Jean Jaurès, combats pour l’humanité

À l’heure des commémorations de la fin de la Grande Guerre que Jaurès avait voulu à tout prix éviter, la bibliographie jaurésienne s’est enrichie récemment d’une nouvelle biographie, Jean Jaurès, combats pour l’humanité (Éditions midi-pyrénéennes) que l’on doit à Rémy Cazals et que Catherine Moulin a lue pour Esprit critique. Les écrits de Rémy Cazals, qui fut professeur au lycée Jean-Jaurès de Castres et est actuellement professeur émérite d’histoire à l’université Jean-Jaurès de Toulouse, sont nombreux ; il a notamment publié des témoignages sur le XIXe siècle, le début du XXe et la guerre de 14-18. Son récent ouvrage, La fin du cauchemar. 11 novembre 1918, est paru aux Éditions Privat.

Une biographie de Jaurès ? Encore ! Assurément, celle de Rémy Cazals s’ajoute à bien d’autres, dont celle de Gilles Candar et Vincent Duclert publiée par Fayard en 2014. Quel est dès lors l’intérêt de cet ouvrage ?

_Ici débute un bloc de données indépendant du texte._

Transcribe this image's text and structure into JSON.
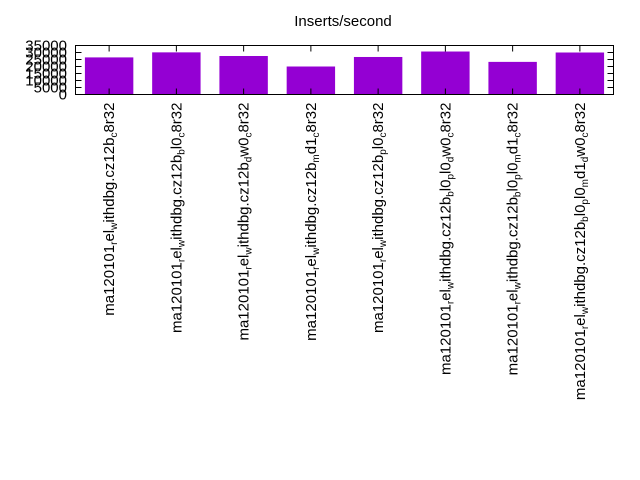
{
  "chart_data": {
    "type": "bar",
    "title": "Inserts/second",
    "xlabel": "",
    "ylabel": "",
    "ylim": [
      0,
      35000
    ],
    "yticks": [
      0,
      5000,
      10000,
      15000,
      20000,
      25000,
      30000,
      35000
    ],
    "grid": false,
    "legend": "none",
    "bar_color": "#9400d3",
    "categories": [
      "ma120101_rel_withdbg.cz12b_c8r32",
      "ma120101_rel_withdbg.cz12b_bl0_c8r32",
      "ma120101_rel_withdbg.cz12b_dw0_c8r32",
      "ma120101_rel_withdbg.cz12b_md1_c8r32",
      "ma120101_rel_withdbg.cz12b_pl0_c8r32",
      "ma120101_rel_withdbg.cz12b_bl0_pl0_dw0_c8r32",
      "ma120101_rel_withdbg.cz12b_bl0_pl0_md1_c8r32",
      "ma120101_rel_withdbg.cz12b_bl0_pl0_md1_dw0_c8r32"
    ],
    "category_labels": [
      [
        {
          "t": "ma120101"
        },
        {
          "t": "r",
          "sub": true
        },
        {
          "t": "el"
        },
        {
          "t": "w",
          "sub": true
        },
        {
          "t": "ithdbg.cz12b"
        },
        {
          "t": "c",
          "sub": true
        },
        {
          "t": "8r32"
        }
      ],
      [
        {
          "t": "ma120101"
        },
        {
          "t": "r",
          "sub": true
        },
        {
          "t": "el"
        },
        {
          "t": "w",
          "sub": true
        },
        {
          "t": "ithdbg.cz12b"
        },
        {
          "t": "b",
          "sub": true
        },
        {
          "t": "l0"
        },
        {
          "t": "c",
          "sub": true
        },
        {
          "t": "8r32"
        }
      ],
      [
        {
          "t": "ma120101"
        },
        {
          "t": "r",
          "sub": true
        },
        {
          "t": "el"
        },
        {
          "t": "w",
          "sub": true
        },
        {
          "t": "ithdbg.cz12b"
        },
        {
          "t": "d",
          "sub": true
        },
        {
          "t": "w0"
        },
        {
          "t": "c",
          "sub": true
        },
        {
          "t": "8r32"
        }
      ],
      [
        {
          "t": "ma120101"
        },
        {
          "t": "r",
          "sub": true
        },
        {
          "t": "el"
        },
        {
          "t": "w",
          "sub": true
        },
        {
          "t": "ithdbg.cz12b"
        },
        {
          "t": "m",
          "sub": true
        },
        {
          "t": "d1"
        },
        {
          "t": "c",
          "sub": true
        },
        {
          "t": "8r32"
        }
      ],
      [
        {
          "t": "ma120101"
        },
        {
          "t": "r",
          "sub": true
        },
        {
          "t": "el"
        },
        {
          "t": "w",
          "sub": true
        },
        {
          "t": "ithdbg.cz12b"
        },
        {
          "t": "p",
          "sub": true
        },
        {
          "t": "l0"
        },
        {
          "t": "c",
          "sub": true
        },
        {
          "t": "8r32"
        }
      ],
      [
        {
          "t": "ma120101"
        },
        {
          "t": "r",
          "sub": true
        },
        {
          "t": "el"
        },
        {
          "t": "w",
          "sub": true
        },
        {
          "t": "ithdbg.cz12b"
        },
        {
          "t": "b",
          "sub": true
        },
        {
          "t": "l0"
        },
        {
          "t": "p",
          "sub": true
        },
        {
          "t": "l0"
        },
        {
          "t": "d",
          "sub": true
        },
        {
          "t": "w0"
        },
        {
          "t": "c",
          "sub": true
        },
        {
          "t": "8r32"
        }
      ],
      [
        {
          "t": "ma120101"
        },
        {
          "t": "r",
          "sub": true
        },
        {
          "t": "el"
        },
        {
          "t": "w",
          "sub": true
        },
        {
          "t": "ithdbg.cz12b"
        },
        {
          "t": "b",
          "sub": true
        },
        {
          "t": "l0"
        },
        {
          "t": "p",
          "sub": true
        },
        {
          "t": "l0"
        },
        {
          "t": "m",
          "sub": true
        },
        {
          "t": "d1"
        },
        {
          "t": "c",
          "sub": true
        },
        {
          "t": "8r32"
        }
      ],
      [
        {
          "t": "ma120101"
        },
        {
          "t": "r",
          "sub": true
        },
        {
          "t": "el"
        },
        {
          "t": "w",
          "sub": true
        },
        {
          "t": "ithdbg.cz12b"
        },
        {
          "t": "b",
          "sub": true
        },
        {
          "t": "l0"
        },
        {
          "t": "p",
          "sub": true
        },
        {
          "t": "l0"
        },
        {
          "t": "m",
          "sub": true
        },
        {
          "t": "d1"
        },
        {
          "t": "d",
          "sub": true
        },
        {
          "t": "w0"
        },
        {
          "t": "c",
          "sub": true
        },
        {
          "t": "8r32"
        }
      ]
    ],
    "values": [
      26500,
      30100,
      27500,
      20000,
      26800,
      30700,
      23300,
      30000
    ]
  }
}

Il se signale tout d’abord par une composition originale et attractive. L’auteur reste fidèle à une classique présentation chronologique, mais il fractionne son texte en une vingtaine de courts chapitres couvrant chacun deux à quatre ans de la vie de Jaurès (à l’exception de ses années de jeunesse). Le livre de Rémy Cazals s’apparente donc en quelque sorte à des annales, ce qui présente plusieurs avantages. Ce choix donne une dimension synchronique au propos qui permet d’embrasser la grande diversité des combats que Jaurès mène au même moment. Ainsi les années 1904-1906 sont-elles à la fois celles de la création de L’Humanité, de l’unité socialiste avec la naissance de la SFIO, mais aussi des débats qui aboutissent à la loi de séparation des Églises et de l’État, sans oublier la question marocaine avec le « coup de Tanger » et la guerre russo-japonaise dont le député de Carmaux tire tous les enseignements concernant les risques d’une guerre moderne. Cette composition permet aussi au lecteur d’établir des passerelles entre différents thèmes et permet un repérage aisé dans la chronologie souvent dense des événements.

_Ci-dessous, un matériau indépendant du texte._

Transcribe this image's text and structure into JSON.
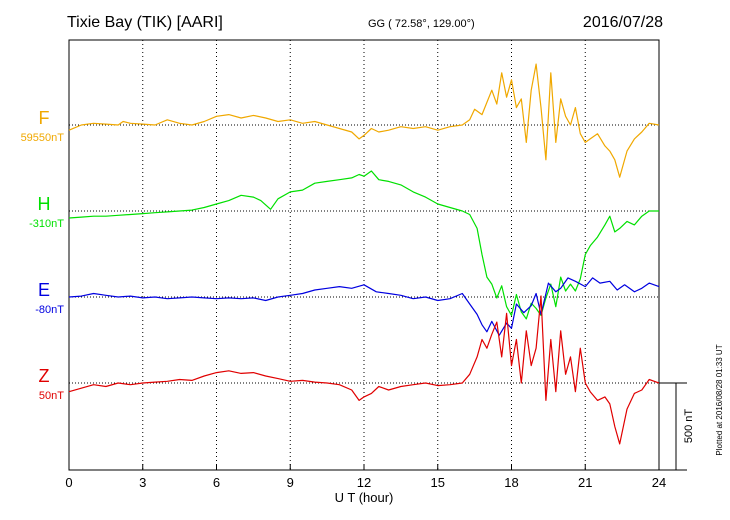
{
  "header": {
    "station": "Tixie Bay (TIK)  [AARI]",
    "coords": "GG ( 72.58°, 129.00°)",
    "date": "2016/07/28"
  },
  "plotted_note": "Plotted at 2016/08/28 01:33 UT",
  "chart_data": {
    "type": "line",
    "title": "Tixie Bay (TIK)  [AARI]",
    "xlabel": "U T (hour)",
    "xlim": [
      0,
      24
    ],
    "xticks": [
      0,
      3,
      6,
      9,
      12,
      15,
      18,
      21,
      24
    ],
    "grid": true,
    "scale_bar": {
      "label": "500 nT",
      "value_nT": 500
    },
    "series": [
      {
        "name": "F",
        "baseline_label": "59550nT",
        "baseline_nT": 59550,
        "color": "#f0a800",
        "x": [
          0,
          0.5,
          1,
          1.5,
          2,
          2.2,
          2.5,
          3,
          3.5,
          4,
          4.5,
          5,
          5.5,
          6,
          6.5,
          7,
          7.5,
          8,
          8.5,
          9,
          9.5,
          10,
          10.5,
          11,
          11.5,
          11.8,
          12,
          12.3,
          12.6,
          13,
          13.5,
          14,
          14.5,
          15,
          15.5,
          16,
          16.3,
          16.5,
          16.8,
          17,
          17.2,
          17.4,
          17.6,
          17.8,
          18,
          18.2,
          18.4,
          18.6,
          18.8,
          19,
          19.2,
          19.4,
          19.6,
          19.8,
          20,
          20.2,
          20.4,
          20.6,
          20.8,
          21,
          21.2,
          21.5,
          21.8,
          22,
          22.2,
          22.4,
          22.7,
          23,
          23.3,
          23.6,
          24
        ],
        "y": [
          -30,
          0,
          10,
          5,
          0,
          20,
          10,
          5,
          0,
          30,
          10,
          0,
          20,
          50,
          60,
          40,
          55,
          40,
          20,
          30,
          10,
          20,
          0,
          -20,
          -40,
          -80,
          -60,
          -20,
          -40,
          -30,
          -10,
          -20,
          -10,
          -30,
          -10,
          0,
          30,
          90,
          60,
          130,
          200,
          120,
          300,
          160,
          260,
          100,
          150,
          -100,
          200,
          350,
          100,
          -200,
          300,
          -100,
          150,
          50,
          0,
          100,
          -50,
          -100,
          -80,
          -50,
          -120,
          -150,
          -200,
          -300,
          -150,
          -80,
          -40,
          10,
          0
        ]
      },
      {
        "name": "H",
        "baseline_label": "-310nT",
        "baseline_nT": -310,
        "color": "#00e000",
        "x": [
          0,
          0.5,
          1,
          1.5,
          2,
          2.5,
          3,
          3.5,
          4,
          4.5,
          5,
          5.5,
          6,
          6.5,
          7,
          7.5,
          7.8,
          8.2,
          8.5,
          9,
          9.5,
          10,
          10.5,
          11,
          11.5,
          11.8,
          12,
          12.3,
          12.6,
          13,
          13.5,
          14,
          14.5,
          15,
          15.5,
          16,
          16.3,
          16.6,
          16.8,
          17,
          17.2,
          17.4,
          17.6,
          17.8,
          18,
          18.2,
          18.4,
          18.6,
          18.8,
          19,
          19.2,
          19.4,
          19.6,
          19.8,
          20,
          20.2,
          20.4,
          20.6,
          20.8,
          21,
          21.2,
          21.5,
          21.8,
          22,
          22.2,
          22.4,
          22.7,
          23,
          23.3,
          23.6,
          24
        ],
        "y": [
          -40,
          -35,
          -30,
          -30,
          -25,
          -20,
          -15,
          -10,
          -5,
          0,
          5,
          20,
          40,
          60,
          90,
          80,
          60,
          10,
          70,
          110,
          120,
          160,
          170,
          180,
          190,
          210,
          200,
          230,
          180,
          170,
          150,
          110,
          80,
          40,
          20,
          0,
          -20,
          -100,
          -250,
          -380,
          -420,
          -500,
          -430,
          -550,
          -600,
          -480,
          -580,
          -620,
          -530,
          -560,
          -600,
          -500,
          -420,
          -550,
          -380,
          -460,
          -420,
          -460,
          -390,
          -250,
          -200,
          -150,
          -80,
          -30,
          -120,
          -100,
          -60,
          -80,
          -30,
          0,
          0
        ]
      },
      {
        "name": "E",
        "baseline_label": "-80nT",
        "baseline_nT": -80,
        "color": "#0000e0",
        "x": [
          0,
          0.5,
          1,
          1.5,
          2,
          2.5,
          3,
          3.5,
          4,
          4.5,
          5,
          5.5,
          6,
          6.5,
          7,
          7.5,
          8,
          8.5,
          9,
          9.5,
          10,
          10.5,
          11,
          11.5,
          12,
          12.5,
          13,
          13.5,
          14,
          14.5,
          15,
          15.5,
          16,
          16.3,
          16.6,
          16.8,
          17,
          17.2,
          17.5,
          17.8,
          18,
          18.2,
          18.5,
          18.8,
          19,
          19.2,
          19.5,
          19.8,
          20,
          20.3,
          20.6,
          21,
          21.3,
          21.6,
          22,
          22.3,
          22.6,
          23,
          23.3,
          23.6,
          24
        ],
        "y": [
          0,
          5,
          20,
          10,
          0,
          5,
          -5,
          0,
          -10,
          -5,
          0,
          -5,
          -10,
          -5,
          -10,
          -5,
          -20,
          0,
          10,
          20,
          40,
          50,
          60,
          50,
          70,
          30,
          20,
          10,
          -10,
          0,
          -20,
          -10,
          20,
          -40,
          -100,
          -160,
          -200,
          -140,
          -220,
          -150,
          -180,
          -40,
          -90,
          -50,
          20,
          -100,
          80,
          30,
          50,
          110,
          90,
          60,
          110,
          80,
          90,
          40,
          70,
          30,
          50,
          80,
          60
        ]
      },
      {
        "name": "Z",
        "baseline_label": "50nT",
        "baseline_nT": 50,
        "color": "#e00000",
        "x": [
          0,
          0.5,
          1,
          1.5,
          2,
          2.5,
          3,
          3.5,
          4,
          4.5,
          5,
          5.5,
          6,
          6.5,
          7,
          7.5,
          8,
          8.5,
          9,
          9.5,
          10,
          10.5,
          11,
          11.5,
          11.8,
          12,
          12.3,
          12.6,
          13,
          13.5,
          14,
          14.5,
          15,
          15.5,
          16,
          16.3,
          16.6,
          16.8,
          17,
          17.2,
          17.4,
          17.6,
          17.8,
          18,
          18.2,
          18.4,
          18.6,
          18.8,
          19,
          19.2,
          19.4,
          19.6,
          19.8,
          20,
          20.2,
          20.4,
          20.6,
          20.8,
          21,
          21.2,
          21.5,
          21.8,
          22,
          22.2,
          22.4,
          22.7,
          23,
          23.3,
          23.6,
          24
        ],
        "y": [
          -50,
          -30,
          -10,
          -20,
          0,
          -10,
          0,
          5,
          10,
          20,
          15,
          40,
          60,
          70,
          55,
          60,
          40,
          25,
          10,
          15,
          5,
          0,
          -10,
          -40,
          -100,
          -80,
          -60,
          -20,
          -40,
          -20,
          -10,
          0,
          -15,
          -10,
          0,
          50,
          150,
          250,
          200,
          280,
          350,
          150,
          400,
          100,
          250,
          0,
          300,
          100,
          200,
          500,
          -100,
          250,
          -50,
          300,
          50,
          150,
          -50,
          200,
          0,
          -50,
          -100,
          -80,
          -120,
          -250,
          -350,
          -150,
          -60,
          -40,
          20,
          0
        ]
      }
    ]
  }
}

Autre originalité, il s’agit en quelque sorte d’un ouvrage à deux voix : celle de Rémy Cazals et celle de Jaurès. Dans l’avant-propos, Rémy Cazals souligne son « intention affirmée (…) de laisser le plus possible la parole à cet écrivain de talent, à cet orateur puissant. » On ne peut que le louer de nous le laisser « entendre » mais aussi de nous permettre de pénétrer sa pensée, de suivre le cheminement de son raisonnement. Rémy Cazals est un excellent connaisseur des textes de Jaurès, lui qui a notamment dirigé avec Rémy Pech l’édition de l’intégrale des articles de Jaurès de 1887 à 1914 publiés dans La Dépêche (Éditions Privat-La Dépêche du Midi, 2009, réédition en 2014).

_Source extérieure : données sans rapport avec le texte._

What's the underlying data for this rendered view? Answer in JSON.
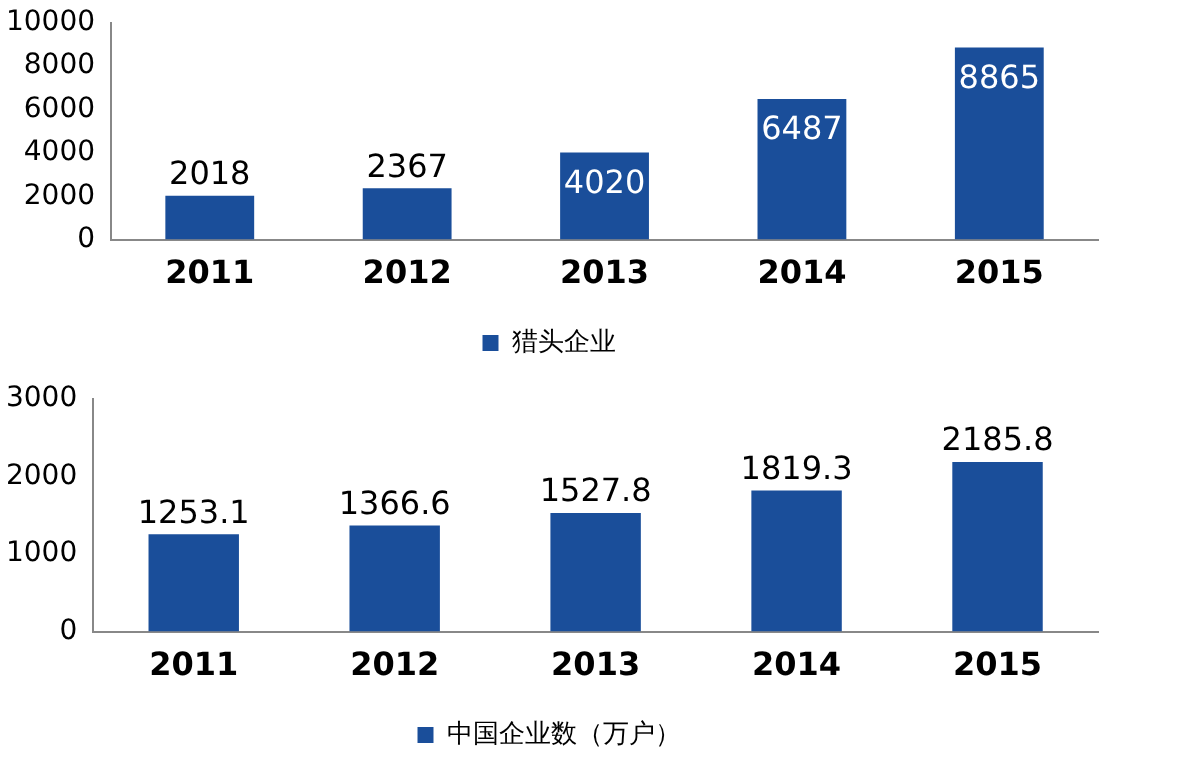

Cet ouvrage, conçu par l’auteur comme une « première approche » de la vie, de la pensée et de l’action de Jaurès, est donc destiné à un large public, servi par un style enlevé, une narration fluide qui rend la lecture aisée et agréable. D’une grande rigueur dans l’information et dans la maîtrise du sujet, cette biographie décrit et analyse les multiples combats menés par Jaurès (quelle belle et juste idée d’avoir intitulé ce livre Jaurès, combats pour l’humanité !). On retrouve bien sûr les thèmes les plus connus : les engagements aux côtés des ouvriers en grève, la lutte pour « le beau soleil de l’unité socialiste », le long combat dreyfusard, celui pour la laïcité, pour la paix… mais on relève aussi des propositions de Jaurès beaucoup moins connues, comme ses projets d’université régionale (incluant des échanges avec des universités étrangères et les possibilités de voyages pour les étudiants) et de réforme de l’enseignement secondaire, d’une grande modernité. Par ailleurs, Rémy Cazals lui-même tarnais, restitue bien Jaurès dans sa « petite patrie ». Enfin, avec les pages intitulées « les combattants évoquent Jaurès », ce spécialiste de la Première Guerre mondiale nous livre des témoignages tout à la fois riches d’informations et émouvants, particulièrement bienvenus en ces temps de commémoration de la fin de la Grande guerre. Bref, ce n’est pas une biographie de plus, c’est une nouvelle approche du « continent Jaurès », que l’on ne finit pas de découvrir.